2.1 INITIAL CONTRIBUTIONS. The Members initially shall contribute to the
Company capital as described in Exhibit 3 attached to this Agreement. The agreed value
of such property and cash is $ [insert amount] ___________.
2.2 ADDITIONAL CONTRIBUTIONS. Except as provided in ARTICLE 6.2, no
Member shall be obligated to make any additional contribution to the Company's capital.
ARTICLE 3
Profits, Losses and Distributions
3.1 PROFITS/LOSSES. For financial accounting and tax purposes the Company's net
profits or net losses shall be determined on an annual basis and shall be allocated to the
Members in proportion to each Member's relative capital interest in the Company as set
forth in Exhibit 2 as amended from time to time in accordance with Treasury Regulation
1.704-1.
3.2 DISTRIBUTIONS. The Members shall determine and distribute available funds
annually or at more frequent intervals as they see fit. Available funds, as referred to
herein, shall mean the net cash of the Company available after appropriate provision for
expenses and liabilities, as determined by the Managers. Distributions in liquidation of
the Company or in liquidation of a Member's interest shall be made in accordance with
the positive capital account balances pursuant to Treasury Regulation 1.704-
l(b)(2)(ii)(b)(2). To the extent a Member shall have a negative capital account balance,
there shall be a qualified income offset, as set forth in Treasury Regulation 1.704-
l(b)(2)(ii)(d).
ARTICLE 4
Management
4.1 MANAGEMENT OF THE BUSINESS. The name and place of residence of each
Manager is attached as Exhibit 1 of this Agreement. By a vote of the Members holding a
majority of the capital interests in the Company, as set forth in Exhibit 2 as amended
from time to time, shall elect so many Managers as the Members determine, but no fewer
than one, with one Manager elected by the Members as Chief Executive Manager.

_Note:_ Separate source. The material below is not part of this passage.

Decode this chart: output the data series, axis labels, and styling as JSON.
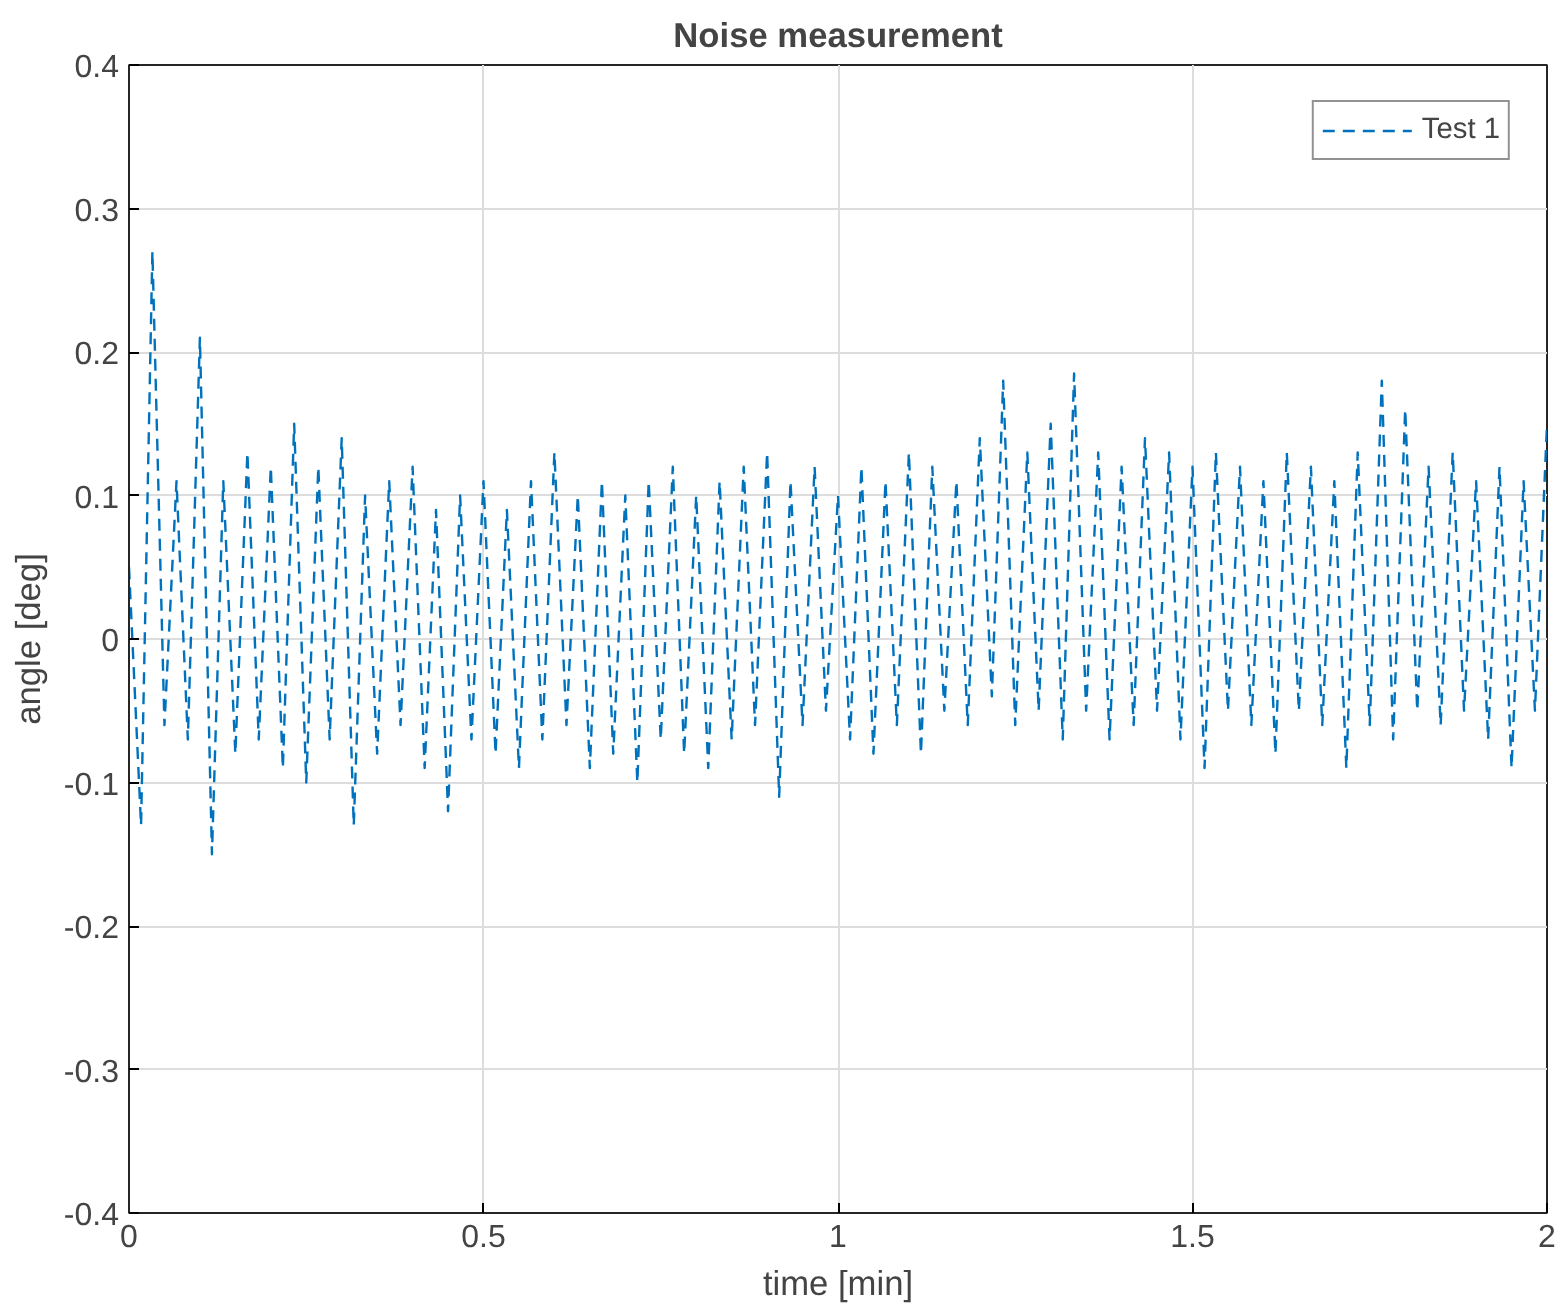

4.2 MEMBERS. The liability of the Members shall be limited as provided under the
laws of the Vermont Limited Liability statutes. Members that are not Managers shall take
no part whatever in the control, management, direction, or operation of the Company's
affairs and shall have no power to bind the Company. The Managers may from time to
time seek advice from the Members, but they need not accept such advice, and at all
times the Managers shall have the exclusive right to control and manage the Company.